Is Your Kitchen Too Small?
By Sunshine Menefee
Everyone wants a kitchen island. They’re everywhere. No kitchen remodel show is complete without one and it’s easy to see the appeal. They create much-needed landing space, a place for kids to stay close but not underfoot, they make dinner prep easy, and have tons of storage. Many islands are designed to be a standout feature in the kitchen and are drop dead gorgeous with more flair than the rest of the cabinets.
But they aren’t right for every situation. Mislead homeowner’s think an island is the only proper way to design a kitchen. If the space is too small to begin with, your dream island will become a constant headache. Every time you turn around, you’ll be bumping into a corner. When you’re in a hurry, there’s no straight line to get from the sink to the stove.
The National Kitchen and Bath Association (NKBA) is the industry leader when it comes to designing kitchens and baths. They set guidelines for good, basic design. The 31 guidelines cover all types of topics including electrical outlet placement, seating arrangements, lighting, ventilation, and more. The guidelines even include 2-cook kitchens. It also gives specific measurements to follow to allow for proper clearance and traffic flow. One of the most important measurements is that of the work triangle.
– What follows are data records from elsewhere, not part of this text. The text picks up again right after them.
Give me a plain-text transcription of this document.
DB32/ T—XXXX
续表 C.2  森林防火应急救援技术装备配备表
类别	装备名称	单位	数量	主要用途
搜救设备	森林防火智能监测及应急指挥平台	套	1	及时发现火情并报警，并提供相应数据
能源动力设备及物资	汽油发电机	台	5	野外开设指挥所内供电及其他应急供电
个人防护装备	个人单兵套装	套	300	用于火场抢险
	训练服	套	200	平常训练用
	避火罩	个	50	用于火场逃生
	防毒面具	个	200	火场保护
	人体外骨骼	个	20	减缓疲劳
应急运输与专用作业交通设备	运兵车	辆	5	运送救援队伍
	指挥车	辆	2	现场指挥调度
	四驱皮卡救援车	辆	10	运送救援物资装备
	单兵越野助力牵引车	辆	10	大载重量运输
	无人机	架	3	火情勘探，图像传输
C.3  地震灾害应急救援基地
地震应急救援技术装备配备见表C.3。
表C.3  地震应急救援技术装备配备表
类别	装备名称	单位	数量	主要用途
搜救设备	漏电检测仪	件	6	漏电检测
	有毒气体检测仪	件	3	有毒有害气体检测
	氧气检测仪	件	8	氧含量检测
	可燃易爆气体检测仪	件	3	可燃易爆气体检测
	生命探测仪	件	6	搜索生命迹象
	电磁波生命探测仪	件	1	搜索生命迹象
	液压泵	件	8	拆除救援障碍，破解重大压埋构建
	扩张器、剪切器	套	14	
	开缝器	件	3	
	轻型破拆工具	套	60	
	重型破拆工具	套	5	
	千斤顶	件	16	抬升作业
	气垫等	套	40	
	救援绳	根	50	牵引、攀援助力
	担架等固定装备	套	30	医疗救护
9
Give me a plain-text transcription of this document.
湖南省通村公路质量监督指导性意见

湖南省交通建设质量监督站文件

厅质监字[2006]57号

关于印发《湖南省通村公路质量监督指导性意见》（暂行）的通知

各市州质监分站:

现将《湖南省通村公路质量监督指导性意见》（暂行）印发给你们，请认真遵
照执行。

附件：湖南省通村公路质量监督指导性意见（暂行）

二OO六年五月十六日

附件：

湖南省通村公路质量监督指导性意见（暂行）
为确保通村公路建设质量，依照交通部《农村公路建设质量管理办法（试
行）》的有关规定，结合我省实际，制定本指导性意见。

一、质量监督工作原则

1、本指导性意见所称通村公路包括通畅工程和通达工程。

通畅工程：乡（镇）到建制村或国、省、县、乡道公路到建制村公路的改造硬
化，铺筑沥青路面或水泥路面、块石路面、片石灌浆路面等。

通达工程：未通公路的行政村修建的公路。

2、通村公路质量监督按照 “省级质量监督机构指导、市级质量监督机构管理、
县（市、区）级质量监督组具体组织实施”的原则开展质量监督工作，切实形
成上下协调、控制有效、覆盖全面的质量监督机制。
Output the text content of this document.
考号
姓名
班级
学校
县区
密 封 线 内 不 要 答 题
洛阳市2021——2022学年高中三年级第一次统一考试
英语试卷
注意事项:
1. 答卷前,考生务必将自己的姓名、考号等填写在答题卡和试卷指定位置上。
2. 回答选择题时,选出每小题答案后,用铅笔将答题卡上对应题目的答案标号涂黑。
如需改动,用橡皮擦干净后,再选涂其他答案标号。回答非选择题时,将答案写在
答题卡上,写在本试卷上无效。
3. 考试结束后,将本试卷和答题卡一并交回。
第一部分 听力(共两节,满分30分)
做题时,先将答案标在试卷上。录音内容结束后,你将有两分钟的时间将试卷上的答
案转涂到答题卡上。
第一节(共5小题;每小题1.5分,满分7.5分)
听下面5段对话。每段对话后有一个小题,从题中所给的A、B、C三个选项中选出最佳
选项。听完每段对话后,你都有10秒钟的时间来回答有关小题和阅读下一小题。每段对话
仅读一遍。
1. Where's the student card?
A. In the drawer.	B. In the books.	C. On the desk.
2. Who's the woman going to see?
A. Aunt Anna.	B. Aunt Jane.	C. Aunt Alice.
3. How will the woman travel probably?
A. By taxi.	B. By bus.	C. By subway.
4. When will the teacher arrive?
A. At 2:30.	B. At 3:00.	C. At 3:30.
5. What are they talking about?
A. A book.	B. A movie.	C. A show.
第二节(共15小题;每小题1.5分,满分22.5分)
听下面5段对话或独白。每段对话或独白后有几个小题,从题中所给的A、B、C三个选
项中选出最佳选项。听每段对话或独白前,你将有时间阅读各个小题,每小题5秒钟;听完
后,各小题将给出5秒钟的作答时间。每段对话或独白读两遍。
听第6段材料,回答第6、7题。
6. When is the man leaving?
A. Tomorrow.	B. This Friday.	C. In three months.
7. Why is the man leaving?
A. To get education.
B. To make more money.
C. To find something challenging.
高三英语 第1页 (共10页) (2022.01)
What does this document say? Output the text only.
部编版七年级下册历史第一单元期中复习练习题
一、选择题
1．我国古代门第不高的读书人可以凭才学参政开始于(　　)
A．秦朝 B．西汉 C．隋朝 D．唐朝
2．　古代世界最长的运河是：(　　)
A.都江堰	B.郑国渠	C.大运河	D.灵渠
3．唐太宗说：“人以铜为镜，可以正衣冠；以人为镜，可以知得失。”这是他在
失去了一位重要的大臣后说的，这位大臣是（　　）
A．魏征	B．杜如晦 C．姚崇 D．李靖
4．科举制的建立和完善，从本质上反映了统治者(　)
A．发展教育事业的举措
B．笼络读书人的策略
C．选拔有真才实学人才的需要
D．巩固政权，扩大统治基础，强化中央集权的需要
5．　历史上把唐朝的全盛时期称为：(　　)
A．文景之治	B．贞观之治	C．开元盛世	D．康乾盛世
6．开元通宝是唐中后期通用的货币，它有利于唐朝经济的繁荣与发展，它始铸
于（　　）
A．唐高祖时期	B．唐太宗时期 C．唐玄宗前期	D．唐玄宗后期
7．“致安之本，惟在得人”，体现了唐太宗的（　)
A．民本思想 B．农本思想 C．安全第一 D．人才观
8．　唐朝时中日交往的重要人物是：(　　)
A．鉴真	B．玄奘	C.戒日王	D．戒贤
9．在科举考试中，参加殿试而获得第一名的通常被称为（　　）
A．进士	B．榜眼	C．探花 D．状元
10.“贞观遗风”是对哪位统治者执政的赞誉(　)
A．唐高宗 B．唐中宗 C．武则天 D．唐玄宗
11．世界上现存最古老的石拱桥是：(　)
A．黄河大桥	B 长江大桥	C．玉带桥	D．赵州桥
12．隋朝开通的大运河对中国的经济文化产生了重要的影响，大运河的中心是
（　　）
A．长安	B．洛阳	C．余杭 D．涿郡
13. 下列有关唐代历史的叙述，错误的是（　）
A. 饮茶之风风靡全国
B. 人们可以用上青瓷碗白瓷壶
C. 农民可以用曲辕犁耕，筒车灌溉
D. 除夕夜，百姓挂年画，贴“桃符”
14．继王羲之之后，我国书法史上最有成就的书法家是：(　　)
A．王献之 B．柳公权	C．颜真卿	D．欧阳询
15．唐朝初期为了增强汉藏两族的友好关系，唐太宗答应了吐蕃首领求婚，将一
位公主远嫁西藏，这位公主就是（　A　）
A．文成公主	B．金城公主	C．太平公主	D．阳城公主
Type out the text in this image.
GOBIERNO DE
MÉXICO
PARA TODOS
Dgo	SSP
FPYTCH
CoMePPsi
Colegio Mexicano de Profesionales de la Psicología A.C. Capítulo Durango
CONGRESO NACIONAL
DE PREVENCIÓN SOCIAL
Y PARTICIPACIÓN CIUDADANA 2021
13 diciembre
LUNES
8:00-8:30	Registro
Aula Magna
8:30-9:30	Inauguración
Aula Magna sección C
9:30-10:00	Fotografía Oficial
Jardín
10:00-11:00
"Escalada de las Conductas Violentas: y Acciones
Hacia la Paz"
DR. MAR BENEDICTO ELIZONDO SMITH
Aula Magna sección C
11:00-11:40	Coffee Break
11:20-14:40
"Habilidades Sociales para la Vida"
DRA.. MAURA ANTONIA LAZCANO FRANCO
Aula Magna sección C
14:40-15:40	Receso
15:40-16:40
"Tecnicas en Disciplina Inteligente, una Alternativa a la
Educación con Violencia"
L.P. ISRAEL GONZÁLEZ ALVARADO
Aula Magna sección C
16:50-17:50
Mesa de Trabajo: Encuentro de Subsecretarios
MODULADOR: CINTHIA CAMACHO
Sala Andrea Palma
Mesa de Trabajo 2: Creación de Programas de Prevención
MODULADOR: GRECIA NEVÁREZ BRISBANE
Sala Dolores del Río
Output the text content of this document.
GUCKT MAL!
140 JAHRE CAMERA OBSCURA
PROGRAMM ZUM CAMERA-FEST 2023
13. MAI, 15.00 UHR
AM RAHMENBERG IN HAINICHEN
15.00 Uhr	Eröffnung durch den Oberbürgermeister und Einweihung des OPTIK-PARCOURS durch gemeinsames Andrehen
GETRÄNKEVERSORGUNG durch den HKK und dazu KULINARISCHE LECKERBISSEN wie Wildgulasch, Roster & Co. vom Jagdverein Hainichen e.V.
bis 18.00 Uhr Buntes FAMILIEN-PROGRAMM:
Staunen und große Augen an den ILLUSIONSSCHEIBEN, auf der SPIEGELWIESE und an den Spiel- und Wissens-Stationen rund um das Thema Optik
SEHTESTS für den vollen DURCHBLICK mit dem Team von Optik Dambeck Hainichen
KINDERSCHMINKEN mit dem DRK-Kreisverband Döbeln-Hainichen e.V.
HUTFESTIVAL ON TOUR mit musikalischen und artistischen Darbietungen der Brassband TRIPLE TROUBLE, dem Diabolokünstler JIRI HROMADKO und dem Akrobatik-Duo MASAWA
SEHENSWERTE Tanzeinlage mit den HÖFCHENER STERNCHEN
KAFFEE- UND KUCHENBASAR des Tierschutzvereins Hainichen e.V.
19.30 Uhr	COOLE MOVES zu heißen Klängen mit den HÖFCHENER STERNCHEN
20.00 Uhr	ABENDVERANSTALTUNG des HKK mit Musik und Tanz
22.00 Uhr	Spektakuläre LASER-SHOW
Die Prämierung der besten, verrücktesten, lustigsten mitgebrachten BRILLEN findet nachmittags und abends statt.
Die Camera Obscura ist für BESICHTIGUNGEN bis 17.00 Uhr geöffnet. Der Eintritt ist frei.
The work triangle is the flow of traffic from the three main appliances in the kitchen; sink, cooktop, and refrigerator. Each leg of this imaginary triangle should not be less than 4’ long or greater than 9’ long. An island should not cut into this triangle by more than 12”. Anymore than that, and your hips will curse you every time they get bruised by that corner. While these are guidelines and not codes, they don’t have to be strictly adhered to. Most designers and homeowners consider 3’ of walkway perfectly acceptable.
Keep it safe
Keeping good traffic flow around the island is essential. You don’t want to block access to other areas of the kitchen when an appliance or cabinet is open. The dishwasher is particularly susceptible to this. An open dishwasher door can be a tripping hazard if there’s no room to maneuver around it. Make sure the oven door will fully open and have plenty of walking space around it. Removing a large turkey may be impossible if the island is blocking the front approach to the door. You also want to be able to have your cabinet drawers open fully.
There is no one size fits all for kitchen islands. The smallest size for a usable countertop is 40” x 40”, but islands can go as big as you can imagine. A smaller space calls for a smaller island. Consider having a custom cabinet-maker come in and measure your kitchen and build one perfectly suited for your space. Incorporate different types of storage and spaces to get the most use out of the island.
If an island just isn’t practical in your kitchen, don’t despair. There are other options out there. A rolling cart is a great alternative for tight spaces. They give extra counter space when needed, yet tuck out-of-the-way when not in use. There are tons of different styles available to fit in any budget and design.
Live with it
It’s very hard for some clients to imagine an island in the center of the room. If you think you want a kitchen island but aren’t quiet sure, take a practice run first. Fashion a temporary island out of large boxes and make it to the size of island you want. Then put them where you would like for the island to fit. This is a great way to see the visual and physical impact. It may not look pretty, but you’ll get the feel of how the island will change the flow of the kitchen. It’s also the best way to know if you can work with and around one.
Before you spend big bucks, take the time to figure out if an island is right for your kitchen. Consider how much space your kitchen has and if an island really is the best solution. The best kitchen is one that works for you and your family.